Ketua Dewan Komisioner Otoritas Jasa Keuangan (OJK), Wimboh Santoso, mengatakan bank di Indonesia yang bentuknya adalah bank komersial, yang dalam UU tidak diperbolehkan ikut memperdagangkan produk investasi berupa saham dan komoditas.
Wimboh menjelaskan, bentuk bank komersial yang ada di Indonesia saat ini, bisnisnya mengumpulkan dana jangka pendek dari masyarakat dalam bentuk tabungan maupun deposito. Jadi apabila bisnis bank itu adalah berinvestasi di saham atau komoditas, risikonya tinggi. Apabila saat harga saham atau komoditas jatuh, dikhawatirkan bank tidak bisa mengembalikan dana yang akan ditarik oleh nasabahnya sewaktu-waktu.
"OJK mengatur lembaga keuangan. Jadi mengatur kelembagaannya, perizinan, dan juga pencabutan izin. Selama diberikan izin, maka bank harus menaati aturan prudential," ujar Wimboh kepada CNBC Indonesia, Minggu (20/2/2022).
Karena aturan yang ketat demi menjaga pengelolaan dana masyarakat yang disimpan di bank, maka perbankan di Indonesia juga tidak diperbolehkan berdagang dan memfasilitasi transaksi mata uang kripto yang saat ini tengah ramai.
"Soal kripto, dalam UU perbankan disebut dalam pasal 6 huruf n, bahwa bank diperbolehkan melakukan kegiatan lain yang lazim dilakukan oleh bank sepanjang tidak bertentangan dengan undang-undang dan peraturan perundang-undangan yang berlaku. Kripto itu tidak lazim dalam undang-undang ini," papar Wimboh.
Dia mengatakan, Indonesia belum memiliki bank investasi yang boleh memperdagangkan produk-produk investasi. Namun bank investasi ini tidak boleh mengambil dana jangka pendek seperti tabungan, deposito, dan giro. "Bank investasi di Indonesia belum ada," kata Wimboh.
Bank investasi ini boleh melakukan transaksi saham atau komoditas, karena dana yang dikelolanya bersifat jangka menengah dan panjang. Sehingga apabila harga saham atau komoditas tengah jatuh, bank masih bisa mengelola ketersediaan dananya.

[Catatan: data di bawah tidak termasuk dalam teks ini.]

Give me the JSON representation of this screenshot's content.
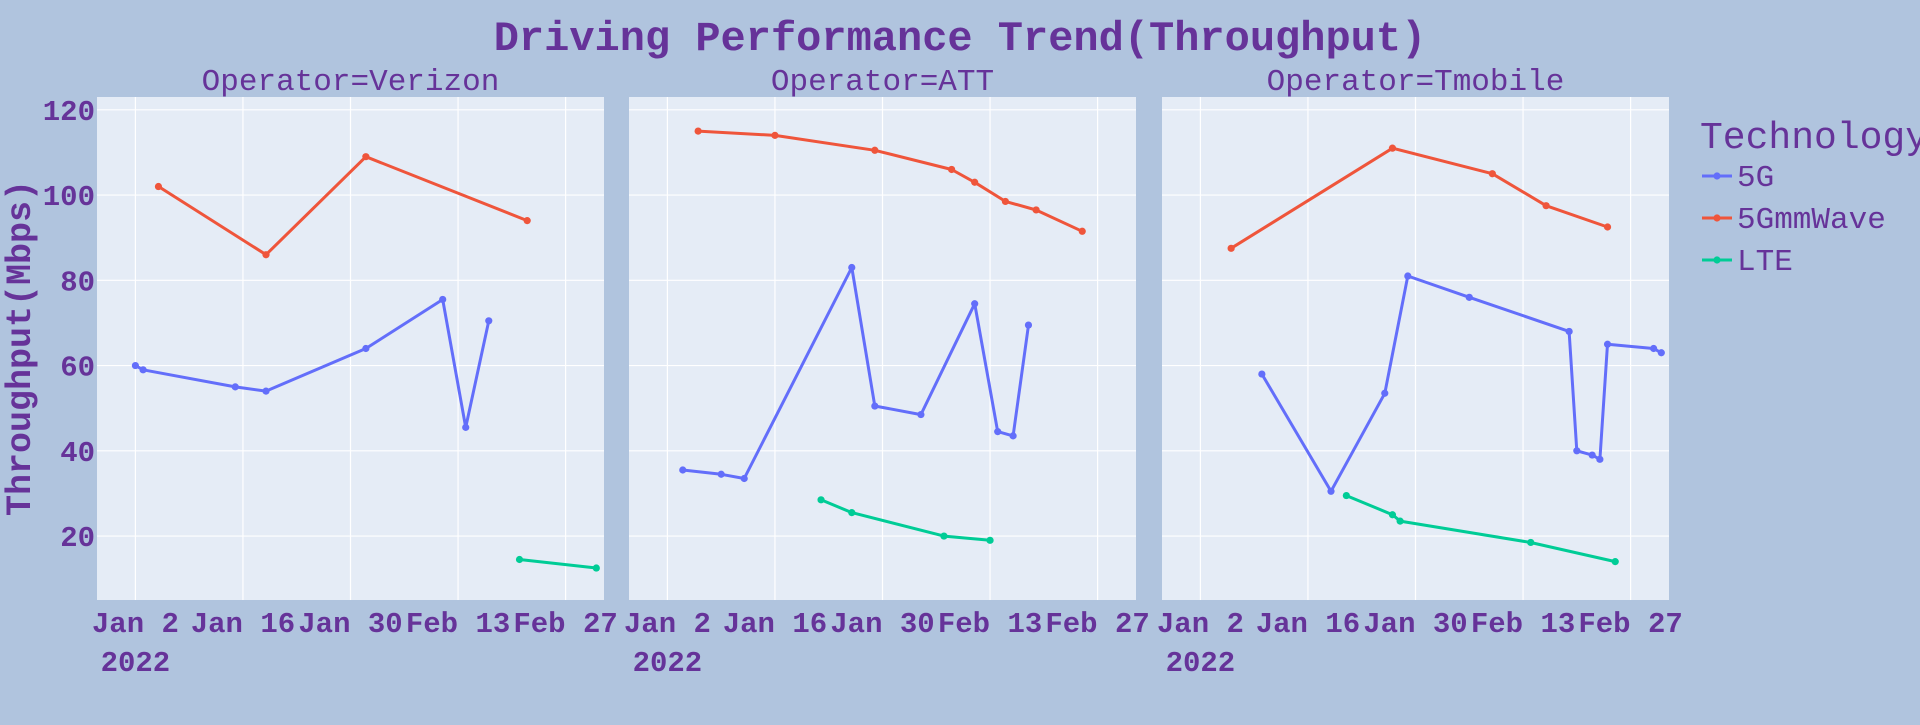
{
  "colors": {
    "page_bg": "#b0c4de",
    "plot_bg": "#e5ecf6",
    "grid": "#ffffff",
    "text": "#663399"
  },
  "chart_data": {
    "type": "line",
    "title": "Driving Performance Trend(Throughput)",
    "ylabel": "Throughput(Mbps)",
    "xlabel": "",
    "ylim": [
      5,
      123
    ],
    "yticks": [
      20,
      40,
      60,
      80,
      100,
      120
    ],
    "xlim": [
      "2021-12-28",
      "2022-03-04"
    ],
    "xticks": [
      {
        "date": "2022-01-02",
        "label": "Jan 2",
        "sub": "2022"
      },
      {
        "date": "2022-01-16",
        "label": "Jan 16",
        "sub": ""
      },
      {
        "date": "2022-01-30",
        "label": "Jan 30",
        "sub": ""
      },
      {
        "date": "2022-02-13",
        "label": "Feb 13",
        "sub": ""
      },
      {
        "date": "2022-02-27",
        "label": "Feb 27",
        "sub": ""
      }
    ],
    "legend": {
      "title": "Technology",
      "placement": "right",
      "items": [
        {
          "name": "5G",
          "color": "#636efa"
        },
        {
          "name": "5GmmWave",
          "color": "#ef553b"
        },
        {
          "name": "LTE",
          "color": "#00cc96"
        }
      ]
    },
    "panels": [
      {
        "title": "Operator=Verizon",
        "series": [
          {
            "name": "5G",
            "points": [
              [
                "2022-01-02",
                60
              ],
              [
                "2022-01-03",
                59
              ],
              [
                "2022-01-15",
                55
              ],
              [
                "2022-01-19",
                54
              ],
              [
                "2022-02-01",
                64
              ],
              [
                "2022-02-11",
                75.5
              ],
              [
                "2022-02-14",
                45.5
              ],
              [
                "2022-02-17",
                70.5
              ]
            ]
          },
          {
            "name": "5GmmWave",
            "points": [
              [
                "2022-01-05",
                102
              ],
              [
                "2022-01-19",
                86
              ],
              [
                "2022-02-01",
                109
              ],
              [
                "2022-02-22",
                94
              ]
            ]
          },
          {
            "name": "LTE",
            "points": [
              [
                "2022-02-21",
                14.5
              ],
              [
                "2022-03-03",
                12.5
              ]
            ]
          }
        ]
      },
      {
        "title": "Operator=ATT",
        "series": [
          {
            "name": "5G",
            "points": [
              [
                "2022-01-04",
                35.5
              ],
              [
                "2022-01-09",
                34.5
              ],
              [
                "2022-01-12",
                33.5
              ],
              [
                "2022-01-26",
                83
              ],
              [
                "2022-01-29",
                50.5
              ],
              [
                "2022-02-04",
                48.5
              ],
              [
                "2022-02-11",
                74.5
              ],
              [
                "2022-02-14",
                44.5
              ],
              [
                "2022-02-16",
                43.5
              ],
              [
                "2022-02-18",
                69.5
              ]
            ]
          },
          {
            "name": "5GmmWave",
            "points": [
              [
                "2022-01-06",
                115
              ],
              [
                "2022-01-16",
                114
              ],
              [
                "2022-01-29",
                110.5
              ],
              [
                "2022-02-08",
                106
              ],
              [
                "2022-02-11",
                103
              ],
              [
                "2022-02-15",
                98.5
              ],
              [
                "2022-02-19",
                96.5
              ],
              [
                "2022-02-25",
                91.5
              ]
            ]
          },
          {
            "name": "LTE",
            "points": [
              [
                "2022-01-22",
                28.5
              ],
              [
                "2022-01-26",
                25.5
              ],
              [
                "2022-02-07",
                20
              ],
              [
                "2022-02-13",
                19
              ]
            ]
          }
        ]
      },
      {
        "title": "Operator=Tmobile",
        "series": [
          {
            "name": "5G",
            "points": [
              [
                "2022-01-10",
                58
              ],
              [
                "2022-01-19",
                30.5
              ],
              [
                "2022-01-26",
                53.5
              ],
              [
                "2022-01-29",
                81
              ],
              [
                "2022-02-06",
                76
              ],
              [
                "2022-02-19",
                68
              ],
              [
                "2022-02-20",
                40
              ],
              [
                "2022-02-22",
                39
              ],
              [
                "2022-02-23",
                38
              ],
              [
                "2022-02-24",
                65
              ],
              [
                "2022-03-02",
                64
              ],
              [
                "2022-03-03",
                63
              ]
            ]
          },
          {
            "name": "5GmmWave",
            "points": [
              [
                "2022-01-06",
                87.5
              ],
              [
                "2022-01-27",
                111
              ],
              [
                "2022-02-09",
                105
              ],
              [
                "2022-02-16",
                97.5
              ],
              [
                "2022-02-24",
                92.5
              ]
            ]
          },
          {
            "name": "LTE",
            "points": [
              [
                "2022-01-21",
                29.5
              ],
              [
                "2022-01-27",
                25
              ],
              [
                "2022-01-28",
                23.5
              ],
              [
                "2022-02-14",
                18.5
              ],
              [
                "2022-02-25",
                14
              ]
            ]
          }
        ]
      }
    ]
  }
}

Prinsip kehati-hatian diperlukan dalam operasional bisnis perbankan di dalam negeri. Karena dana nasabah harus dikelola dengan benar, dan tidak menimbulkan kerugian bagi nasabah yang akhirnya menimbulkan masalah dan hilangnya kepercayaan masyarakat terhadap bank.
"OJK tidak pernah dan tidak akan mengatur Crypto Currency dan Crypto Asset. OJK, sebagaimana UU Nomor 21 tahun 2011, diberi kewenangan untuk mengatur, mengawasi dan melindungi nasabah sektor jasa keuangan. Berdasar Undang-Undang Nomor 7 Tahun 1992 tentang Perbankan yang diubah dengan Undang-Undang Nomor 10 Tahun 1998 pasal 6, Crypto dalam bentuk apapun tidak dalam list yang diperkenankan untuk ditransaksikan oleh bank di Indonesia sehingga dilarang," tegas Wimboh.